Don't forget to read Parts I and II of Akadot's interview with Fred Ladd.
If Osamu Tezuka is the God of Comics, fathering the popularity of comics in Japan and creating the first animated television series in Japan based on his creation, Testuwan Atom, then Fred Ladd is its favorite uncle, rearing the child in a foreign environment, America.
Akadot continues its interview as Ladd realizes how anime has grown in America and its children, not simply as an entertainment medium, but as a child.
Many of the folks that worked on Astro Boy, including you, have become enshrined by millions of fans. Did you ever think that something like that could happen when you first started working on the Astro Boy project?
FL: No. The last year and a half has come as a great surprise to me and I'm looking through new eyes now.
I'll do a [charity] show on the origins of stuff if the money is going to a good cause. Out here at UCLA, the University of California, Los Angeles, they have a world famous film and television archive. A couple of years ago they kicked off a weeklong event showing Japanese animation. I was the kick-off event. It was an evening of Astro Boy, Kimba, and Gigantor.
This was the first show I had done of this kind. I had spoken to a few fans here and there, but this was under the auspices of the world famous repository and restorer . . . when you hear that the American Film Institute supports restoration, what they do is they take funds from grants that they get and give them to UCLA which does the actual restoring of pictures.
I'm also a member of the Television Academy out here. So the Academy, the Film Institute, and the archives and restorers at UCLA came to me and said, "You're a member of the Academy and we'd like you to help us put this on." When they put it that way you can't say no. You don't say no to the Academy. As a member of the Academy you're expected to "do" for the Academy.

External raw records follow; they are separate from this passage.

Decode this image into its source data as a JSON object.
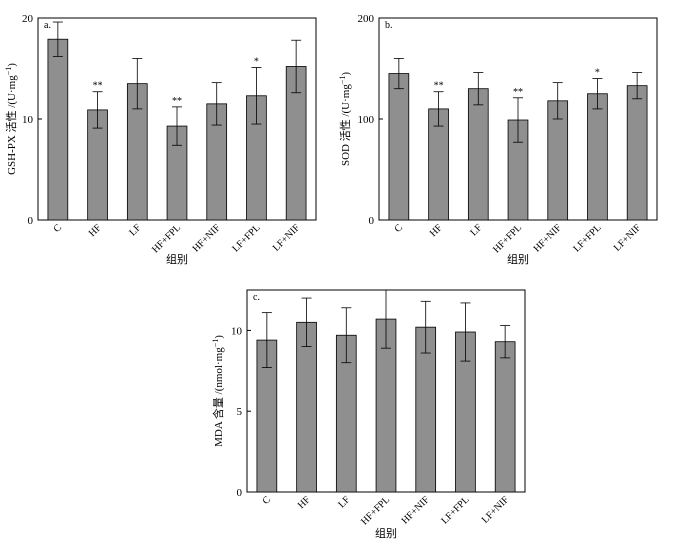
{
  "chart_data": [
    {
      "type": "bar",
      "panel_label": "a.",
      "ylabel_main": "GSH-PX 活性 /(U·mg",
      "ylabel_sup": "−1",
      "ylabel_close": ")",
      "xlabel": "组别",
      "categories": [
        "C",
        "HF",
        "LF",
        "HF+FPL",
        "HF+NIF",
        "LF+FPL",
        "LF+NIF"
      ],
      "values": [
        17.9,
        10.9,
        13.5,
        9.3,
        11.5,
        12.3,
        15.2
      ],
      "errors": [
        1.7,
        1.8,
        2.5,
        1.9,
        2.1,
        2.8,
        2.6
      ],
      "significance": [
        "",
        "**",
        "",
        "**",
        "",
        "*",
        ""
      ],
      "ylim": [
        0,
        20
      ],
      "yticks": [
        "0",
        "10",
        "20"
      ],
      "colors": {
        "bar": "#8f8f8f",
        "bar_stroke": "#000000"
      }
    },
    {
      "type": "bar",
      "panel_label": "b.",
      "ylabel_main": "SOD 活性 /(U·mg",
      "ylabel_sup": "−1",
      "ylabel_close": ")",
      "xlabel": "组别",
      "categories": [
        "C",
        "HF",
        "LF",
        "HF+FPL",
        "HF+NIF",
        "LF+FPL",
        "LF+NIF"
      ],
      "values": [
        145,
        110,
        130,
        99,
        118,
        125,
        133
      ],
      "errors": [
        15,
        17,
        16,
        22,
        18,
        15,
        13
      ],
      "significance": [
        "",
        "**",
        "",
        "**",
        "",
        "*",
        ""
      ],
      "ylim": [
        0,
        200
      ],
      "yticks": [
        "0",
        "100",
        "200"
      ],
      "colors": {
        "bar": "#8f8f8f",
        "bar_stroke": "#000000"
      }
    },
    {
      "type": "bar",
      "panel_label": "c.",
      "ylabel_main": "MDA 含量 /(nmol·mg",
      "ylabel_sup": "−1",
      "ylabel_close": ")",
      "xlabel": "组别",
      "categories": [
        "C",
        "HF",
        "LF",
        "HF+FPL",
        "HF+NIF",
        "LF+FPL",
        "LF+NIF"
      ],
      "values": [
        9.4,
        10.5,
        9.7,
        10.7,
        10.2,
        9.9,
        9.3
      ],
      "errors": [
        1.7,
        1.5,
        1.7,
        1.8,
        1.6,
        1.8,
        1.0
      ],
      "significance": [
        "",
        "",
        "",
        "",
        "",
        "",
        ""
      ],
      "ylim": [
        0,
        12.5
      ],
      "yticks": [
        "0",
        "5",
        "10"
      ],
      "colors": {
        "bar": "#8f8f8f",
        "bar_stroke": "#000000"
      }
    }
  ]
}
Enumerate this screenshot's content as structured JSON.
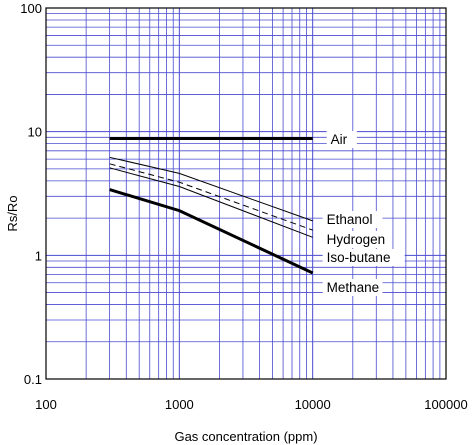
{
  "chart_data": {
    "type": "line",
    "title": "",
    "xlabel": "Gas concentration (ppm)",
    "ylabel": "Rs/Ro",
    "xscale": "log",
    "yscale": "log",
    "xlim": [
      100,
      100000
    ],
    "ylim": [
      0.1,
      100
    ],
    "xticks": [
      "100",
      "1000",
      "10000",
      "100000"
    ],
    "yticks": [
      "100",
      "10",
      "1",
      "0.1"
    ],
    "grid": true,
    "grid_color": "#4a4ad0",
    "legend": "labels at line ends on the right",
    "series": [
      {
        "name": "Air",
        "x": [
          300,
          10000
        ],
        "y": [
          8.8,
          8.8
        ],
        "style": "thick"
      },
      {
        "name": "Ethanol",
        "x": [
          300,
          1000,
          10000
        ],
        "y": [
          6.2,
          4.6,
          1.9
        ],
        "style": "thin"
      },
      {
        "name": "Hydrogen",
        "x": [
          300,
          1000,
          10000
        ],
        "y": [
          5.5,
          3.9,
          1.6
        ],
        "style": "dashed"
      },
      {
        "name": "Iso-butane",
        "x": [
          300,
          1000,
          10000
        ],
        "y": [
          5.1,
          3.6,
          1.4
        ],
        "style": "thin"
      },
      {
        "name": "Methane",
        "x": [
          300,
          1000,
          10000
        ],
        "y": [
          3.4,
          2.3,
          0.72
        ],
        "style": "thick"
      }
    ]
  }
}
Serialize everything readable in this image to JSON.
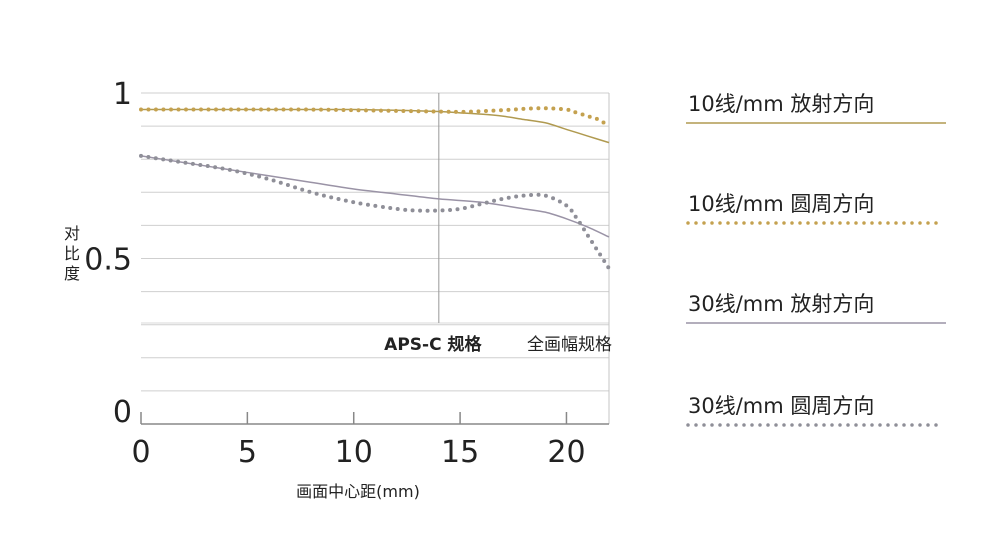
{
  "chart_data": {
    "type": "line",
    "title": "",
    "xlabel": "画面中心距(mm)",
    "ylabel_chars": [
      "对",
      "比",
      "度"
    ],
    "xlim": [
      0,
      22
    ],
    "ylim": [
      0,
      1
    ],
    "xticks": [
      "0",
      "5",
      "10",
      "15",
      "20"
    ],
    "xtick_values": [
      0,
      5,
      10,
      15,
      20
    ],
    "yticks": [
      "0",
      "0.5",
      "1"
    ],
    "ytick_values": [
      0,
      0.5,
      1
    ],
    "grid": true,
    "annotations": [
      {
        "text": "APS-C 规格",
        "x": 14
      },
      {
        "text": "全画幅规格",
        "x": 22
      }
    ],
    "vline_x": 14,
    "series": [
      {
        "name": "10线/mm 放射方向",
        "style": "solid",
        "color": "#b09a50",
        "x": [
          0,
          2,
          4,
          6,
          8,
          10,
          12,
          14,
          15,
          16,
          17,
          18,
          19,
          20,
          21,
          22
        ],
        "y": [
          0.95,
          0.95,
          0.95,
          0.95,
          0.95,
          0.95,
          0.948,
          0.944,
          0.94,
          0.936,
          0.93,
          0.92,
          0.91,
          0.89,
          0.87,
          0.85
        ]
      },
      {
        "name": "10线/mm 圆周方向",
        "style": "dotted",
        "color": "#c4a14f",
        "x": [
          0,
          2,
          4,
          6,
          8,
          10,
          12,
          14,
          15,
          16,
          17,
          18,
          19,
          20,
          20.5,
          21,
          21.5,
          22
        ],
        "y": [
          0.95,
          0.95,
          0.95,
          0.95,
          0.95,
          0.948,
          0.946,
          0.944,
          0.943,
          0.945,
          0.948,
          0.952,
          0.954,
          0.95,
          0.94,
          0.93,
          0.92,
          0.9
        ]
      },
      {
        "name": "30线/mm 放射方向",
        "style": "solid",
        "color": "#9a93a6",
        "x": [
          0,
          2,
          4,
          6,
          8,
          10,
          12,
          14,
          16,
          18,
          19,
          20,
          21,
          22
        ],
        "y": [
          0.81,
          0.79,
          0.77,
          0.75,
          0.73,
          0.71,
          0.695,
          0.68,
          0.67,
          0.65,
          0.64,
          0.62,
          0.595,
          0.565
        ]
      },
      {
        "name": "30线/mm 圆周方向",
        "style": "dotted",
        "color": "#8f8f98",
        "x": [
          0,
          2,
          4,
          6,
          8,
          10,
          12,
          13,
          14,
          15,
          16,
          17,
          18,
          19,
          20,
          20.5,
          21,
          21.5,
          22
        ],
        "y": [
          0.81,
          0.79,
          0.77,
          0.74,
          0.7,
          0.67,
          0.65,
          0.645,
          0.645,
          0.65,
          0.665,
          0.68,
          0.69,
          0.69,
          0.66,
          0.62,
          0.57,
          0.52,
          0.47
        ]
      }
    ]
  }
}
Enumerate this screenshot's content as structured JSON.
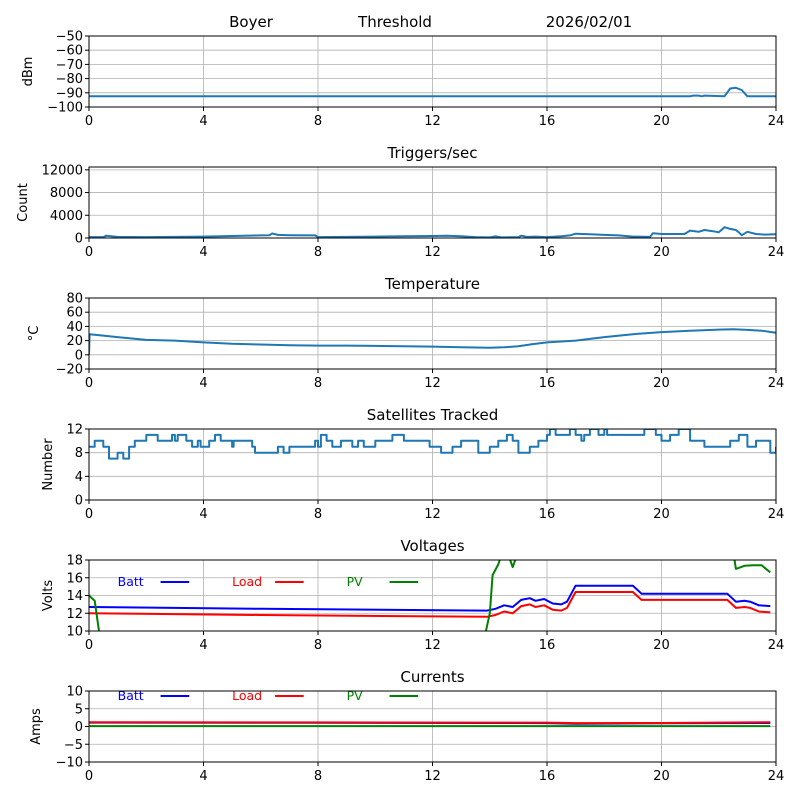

I kicked off this event for them and it was the first time I had done this kind of thing. I didn't know much about it at the time. I said, okay, I'll kick off this event and maybe a couple handfuls of people will show up because I thought that anime was still a "sub-culture." I thought there would just be a few kooks that would show. The Japanese have a word, otaku. I thought you'd get a few otaku in here maybe a couple of others.
I was a little bit surprised by the turnout. Then within months I realized there's a circuit of these people. I got a call from the Mill Valley International Film Festival just outside of San Francisco so I agreed to kick off their event because they do restoration work too.
I went up there with my wife and here's this big lovely old theater they had restored and there I am up on the marquee with my name spelled right and then the shows are listed after that, Astro Boy, Gigantor, and Kimba. The thing kicked off on a Friday night so I was looking for the kids and I said, how many kids do you expect to have? It's starting seven-o' clock, it's too late for the kids. They said, "Well, just come in and you'll see."